Five predictions for email security in 2021
In 2020, we saw cyber-criminals take advantage of collective uncertainty with ‘fearware’ phishing attacks, and continue to shrink the lifespan of their attack campaigns by purchasing cheap domains in their thousands and regularly updating their attack infrastructure. As organizations began to rely heavily on SaaS collaboration tools, we also saw a marked increase in account compromise and phishing from the inside.
What new tactics and techniques can we expect email attackers to deliver this year – and how will companies react? This blog presents five predictions for security teams to keep an eye on in 2021.
1. Supply chain fraud will overtake CEO fraud
Targeting the C-Suite is a well-known tactic that has brought attackers success due to both the sensitive and valuable data these executives are exposed to and the authority they hold within a company. But with special protections increasingly put in place, it can be hard for an attacker to get to these individuals. The alternative for attackers?
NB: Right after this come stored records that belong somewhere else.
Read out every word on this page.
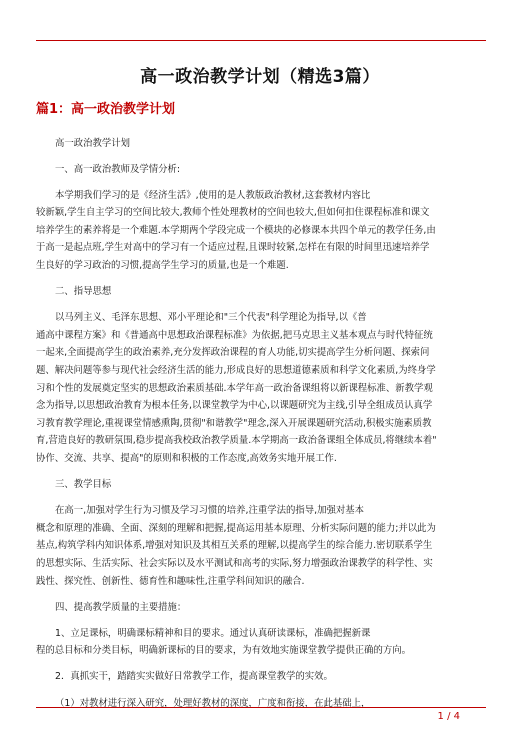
高一政治教学计划（精选3篇）
篇1：高一政治教学计划
高一政治教学计划
一、高一政治教师及学情分析:
本学期我们学习的是《经济生活》,使用的是人教版政治教材,这套教材内容比
较新颖,学生自主学习的空间比较大,教师个性处理教材的空间也较大,但如何扣住课程标准和课文
培养学生的素养将是一个难题.本学期两个学段完成一个模块的必修课本共四个单元的教学任务,由
于高一是起点班,学生对高中的学习有一个适应过程,且课时较紧,怎样在有限的时间里迅速培养学
生良好的学习政治的习惯,提高学生学习的质量,也是一个难题.
二、指导思想
以马列主义、毛泽东思想、邓小平理论和"三个代表"科学理论为指导,以《普
通高中课程方案》和《普通高中思想政治课程标准》为依据,把马克思主义基本观点与时代特征统
一起来,全面提高学生的政治素养,充分发挥政治课程的育人功能,切实提高学生分析问题、探索问
题、解决问题等参与现代社会经济生活的能力,形成良好的思想道德素质和科学文化素质,为终身学
习和个性的发展奠定坚实的思想政治素质基础.本学年高一政治备课组将以新课程标准、新教学观
念为指导,以思想政治教育为根本任务,以课堂教学为中心,以课题研究为主线,引导全组成员认真学
习教育教学理论,重视课堂情感熏陶,贯彻"和谐教学"理念,深入开展课题研究活动,积极实施素质教
育,营造良好的教研氛围,稳步提高我校政治教学质量.本学期高一政治备课组全体成员,将继续本着"
协作、交流、共享、提高"的原则和积极的工作态度,高效务实地开展工作.
三、教学目标
在高一,加强对学生行为习惯及学习习惯的培养,注重学法的指导,加强对基本
概念和原理的准确、全面、深刻的理解和把握,提高运用基本原理、分析实际问题的能力;并以此为
基点,构筑学科内知识体系,增强对知识及其相互关系的理解,以提高学生的综合能力.密切联系学生
的思想实际、生活实际、社会实际以及水平测试和高考的实际,努力增强政治课教学的科学性、实
践性、探究性、创新性、德育性和趣味性,注重学科间知识的融合.
四、提高教学质量的主要措施：
1、立足课标，明确课标精神和目的要求。通过认真研读课标，准确把握新课
程的总目标和分类目标，明确新课标的目的要求，为有效地实施课堂教学提供正确的方向。
2．真抓实干，踏踏实实做好日常教学工作，提高课堂教学的实效。
（1）对教材进行深入研究，处理好教材的深度，广度和衔接，在此基础上，
1 / 4
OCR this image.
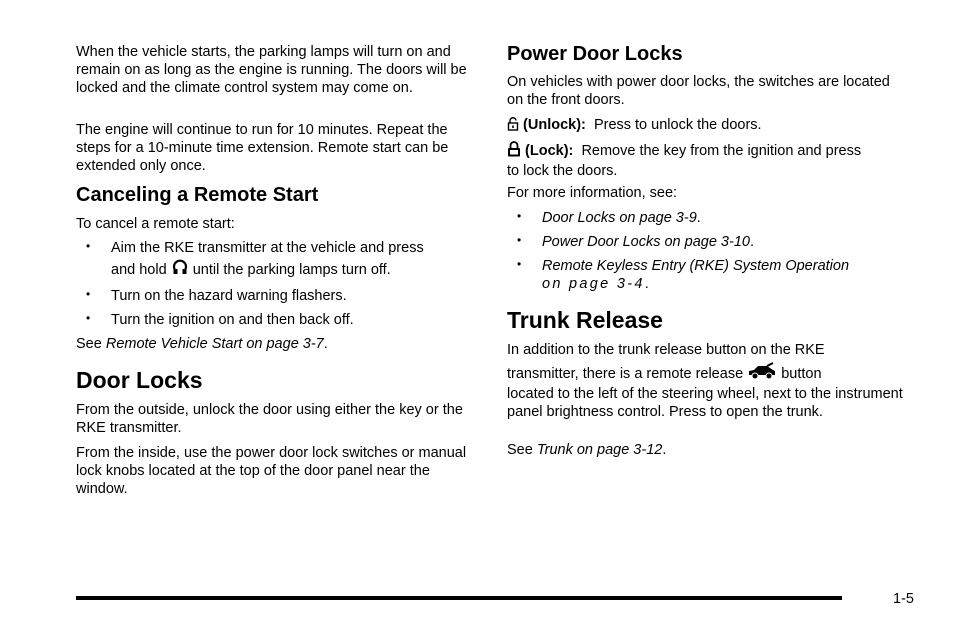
When the vehicle starts, the parking lamps will turn on and remain on as long as the engine is running. The doors will be locked and the climate control system may come on.

The engine will continue to run for 10 minutes. Repeat the steps for a 10-minute time extension. Remote start can be extended only once.

Canceling a Remote Start

To cancel a remote start:

• Aim the RKE transmitter at the vehicle and press
and hold until the parking lamps turn off.
• Turn on the hazard warning flashers.
• Turn the ignition on and then back off.

See Remote Vehicle Start on page 3-7.

Door Locks

From the outside, unlock the door using either the key or the RKE transmitter.

From the inside, use the power door lock switches or manual lock knobs located at the top of the door panel near the window.

Power Door Locks

On vehicles with power door locks, the switches are located on the front doors.

(Unlock): Press to unlock the doors.

(Lock): Remove the key from the ignition and press
to lock the doors.

For more information, see:

• Door Locks on page 3-9.
• Power Door Locks on page 3-10.
• Remote Keyless Entry (RKE) System Operation
on page 3-4.
Trunk Release

In addition to the trunk release button on the RKE
transmitter, there is a remote release	button
located to the left of the steering wheel, next to the instrument panel brightness control. Press to open the trunk.

See Trunk on page 3-12.

1-5
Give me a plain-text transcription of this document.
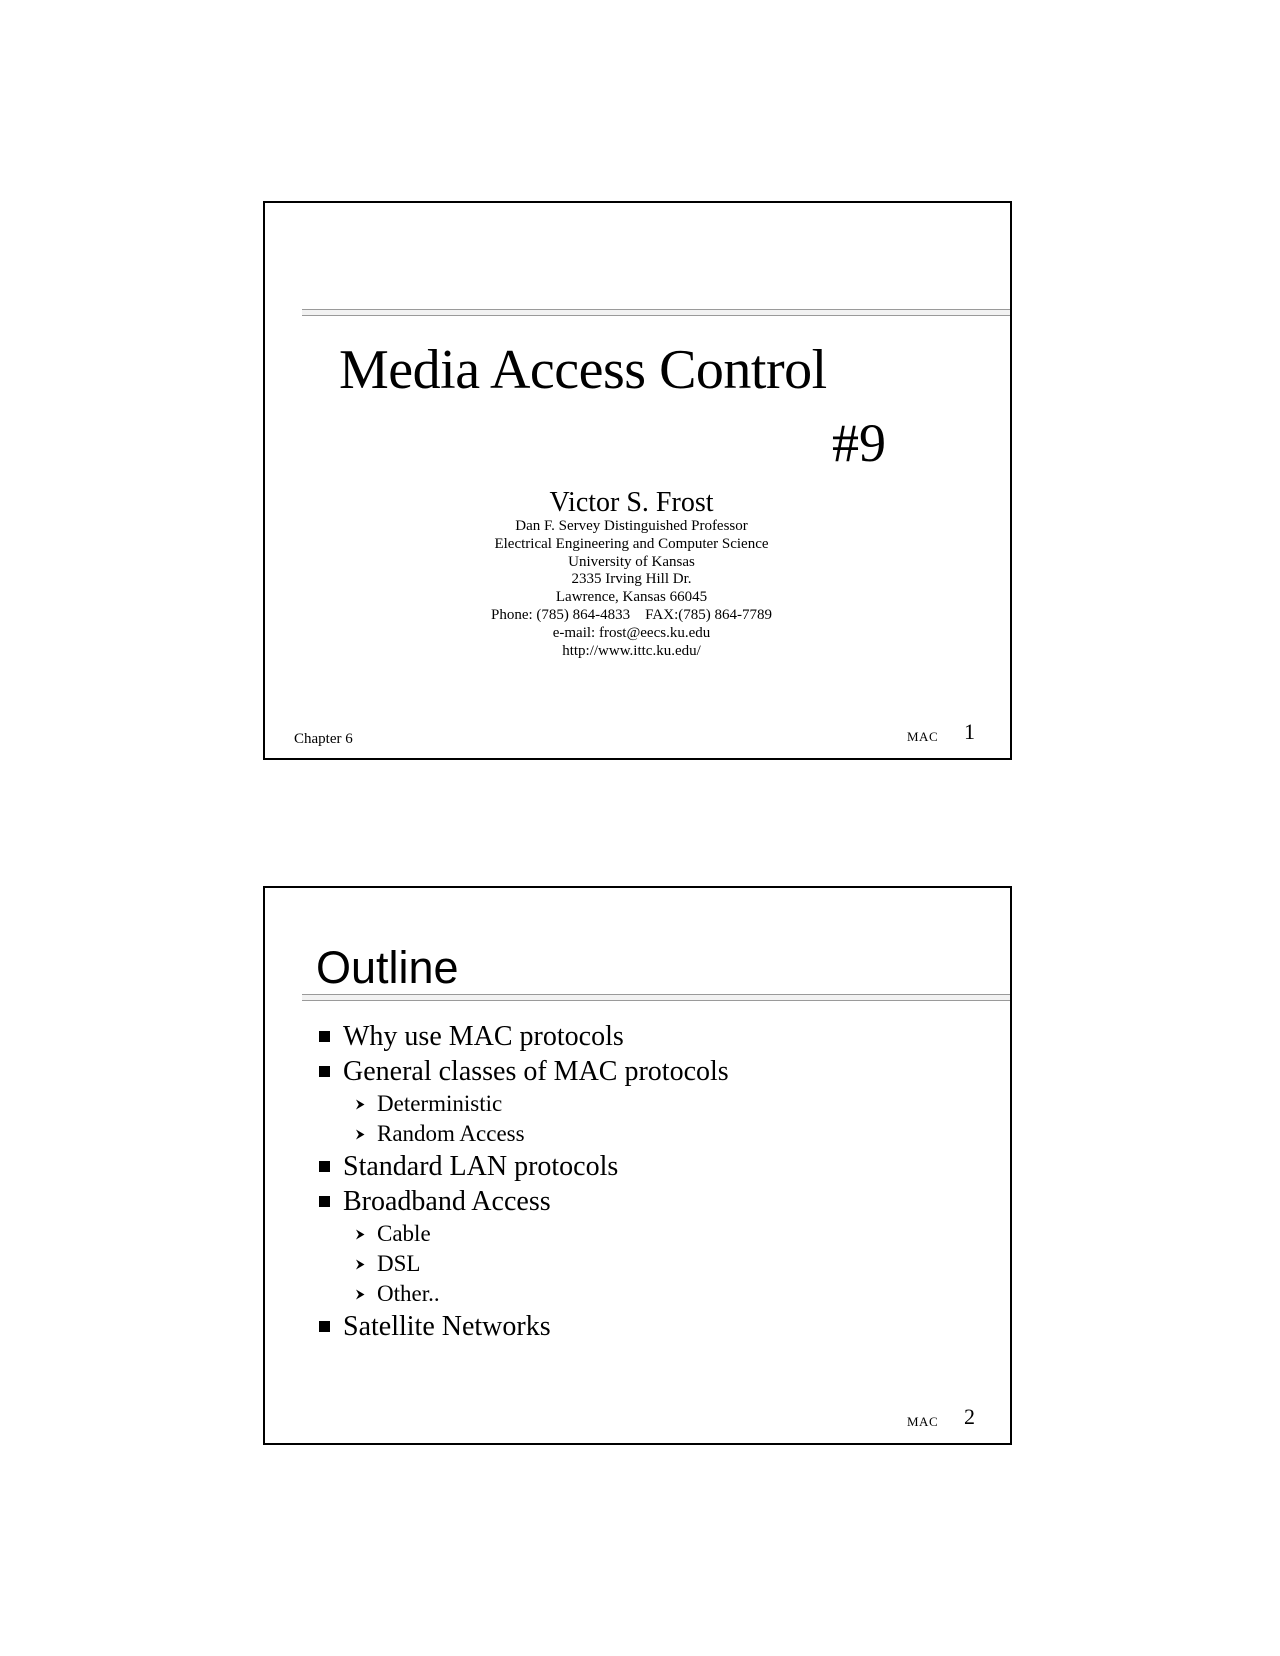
Media Access Control
#9
Victor S. Frost
Dan F. Servey Distinguished Professor
Electrical Engineering and Computer Science
University of Kansas
2335 Irving Hill Dr.
Lawrence, Kansas 66045
Phone: (785) 864-4833    FAX:(785) 864-7789
e-mail: frost@eecs.ku.edu
http://www.ittc.ku.edu/
Chapter 6	MAC 1
Outline
Why use MAC protocols
General classes of MAC protocols
Deterministic
Random Access
Standard LAN protocols
Broadband Access
Cable
DSL
Other..
Satellite Networks
MAC 2
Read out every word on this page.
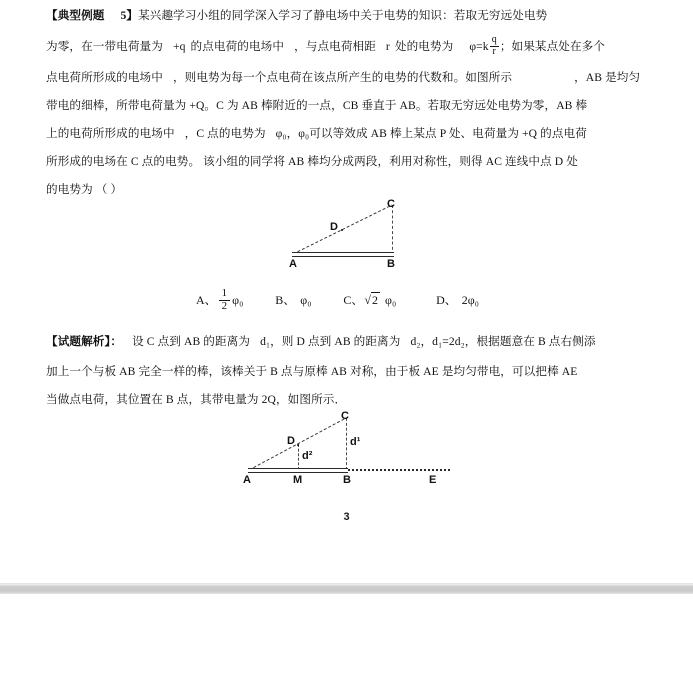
【典型例题 5】某兴趣学习小组的同学深入学习了静电场中关于电势的知识：若取无穷远处电势
为零，在一带电荷量为 +q 的点电荷的电场中 ，与点电荷相距 r 处的电势为 $\varphi=k \frac{q}{r}$ ；如果某点处在多个
点电荷所形成的电场中 ，则电势为每一个点电荷在该点所产生的电势的代数和。如图所示	，AB 是均匀
带电的细棒，所带电荷量为 +Q。C 为 AB 棒附近的一点，CB 垂直于 AB。若取无穷远处电势为零，AB 棒
上的电荷所形成的电场中 ，C 点的电势为 φ₀，φ₀可以等效成 AB 棒上某点 P 处、电荷量为 +Q 的点电荷
所形成的电场在 C 点的电势。 该小组的同学将 AB 棒均分成两段，利用对称性，则得 AC 连线中点 D 处
的电势为 （ ）
C
D
A	B
A、 $\frac{1}{2} \varphi_0$	B、 φ₀	C、√2 φ₀	D、 2φ₀
【试题解析】： 设 C 点到 AB 的距离为 d₁，则 D 点到 AB 的距离为 d₂，d₁=2d₂，根据题意在 B 点右侧添
加上一个与板 AB 完全一样的棒，该棒关于 B 点与原棒 AB 对称，由于板 AE 是均匀带电，可以把棒 AE
当做点电荷，其位置在 B 点，其带电量为 2Q，如图所示．
C
D	d¹
d²
A	M	B	E
3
Go after whoever an organization trusts.
When an attacker can take over the legitimate email account of a trusted third-party supplier, they can net a big return without ever interacting with a C-level executive. Because of the implicit trust between established contacts, it’s likely that suppliers and contractors with large client bases will become ever more tempting targets. Why work hard to compromise 500 companies separately, when you can compromise just one and send fraudulent invoices to a thousand?
There are signs already hinting in this direction. Research earlier this year found that spoofing attacks that target the C-suite were decreasing. Meanwhile, the high-profile SolarWinds hack has shown just how effective cyber-attacks that come through the supply chain can be.
2. Email security solutions and third-party gateways that deploy via MX Records will be phased out
This is not so much a threat from attackers themselves, but rather a risk posed by existing email security tools – in particular, how they are deployed. Many email security solutions and third-party gateways currently sit right within the mail flow, directing traffic by way of mail exchanger records (MX records), which specify the mail server responsible for accepting email messages.
The trouble with this method isn’t really a security problem: it’s an operational issue. If the security tool sits within the mail flow, it can become a potential obstacle. If something goes wrong with the security gateway – an outage, for example – it can disrupt, or block, the entire flow of mail.
This disruption to business inevitably results in heightened pressure on security teams. Even when fully functioning, this deployment method can introduce latency, which is becoming less tolerable as remote work becomes more prevalent.
For this reason, we’re likely to see security teams continue to shift away from this deployment method, to API-based solutions that don’t require configuration changes and alleviate the risk of downtime.
3. The email attack cycle will continue to shorten
Once upon a time, attack infrastructure lasted for weeks or months. Darktrace research found that the average lifespan of fraudulent email dropped from 2.1 days in March 2018 to just 12 hours in 2020. Attackers can easily purchase new email domains with just a few pennies, and a brand-new domain, with no malicious activity on its record, will pass most email security reputation checks with ease.
It’s a worrying trend for legacy security tools reliant on signatures and blacklisting. And this lifespan will continue to trend towards zero. In the near future, we can expect attackers to reach a stage where a new domain is created, a single targeted email is sent, and the attack infrastructure is then retired before the cycle repeats.
4. Phishing will become even more targeted
The overwhelming, rapid proliferation of ‘fearware’ this year has shown how effective targeted and topical phishing lures could be. The sheer availability of information online and across a plethora of social media platforms allows attackers to move from a ‘spray and pray’ approach to sending well-researched, tailored emails that have a considerably higher chance of succeeding. And as the technology becomes available to automate much of this reconnaissance, it is natural to assume attackers will take advantage of these tools.
5. Hackers will target identities rather than devices
For attackers going after businesses that have expanded remote working, targeted cloud services might be favorable to going after centralized, on-premise infrastructure. Email-borne fraudulent invoices could prove a quieter and more lucrative alternative for the money-minded cyber-criminal than ransomware. Successful impersonations of trusted suppliers frequently enable successful wire fraud attacks. And since these attacks involve ‘clean’ emails – containing no links or attachments – they usually skip past legacy security tools with ease.
The next wave of email attacks
Cyber-criminals continue to find new ways to skirt by the traditional, legacy-based email security tools commonly relied on today. Organizations must prepare now for the next wave of email attacks by turning to a new email security approach capable of neutralizing novel and sophisticated attacks that gateways miss.
Hundreds of organizations have adopted a self-learning approach that doesn’t rely on hard-coded rules and signatures, but uses AI to spot unusual patterns in email communications indicative of a threat. As attackers continue to innovate, having an adaptive email security technology that continuously reassesses emails in light of new evidence will be crucial for security teams.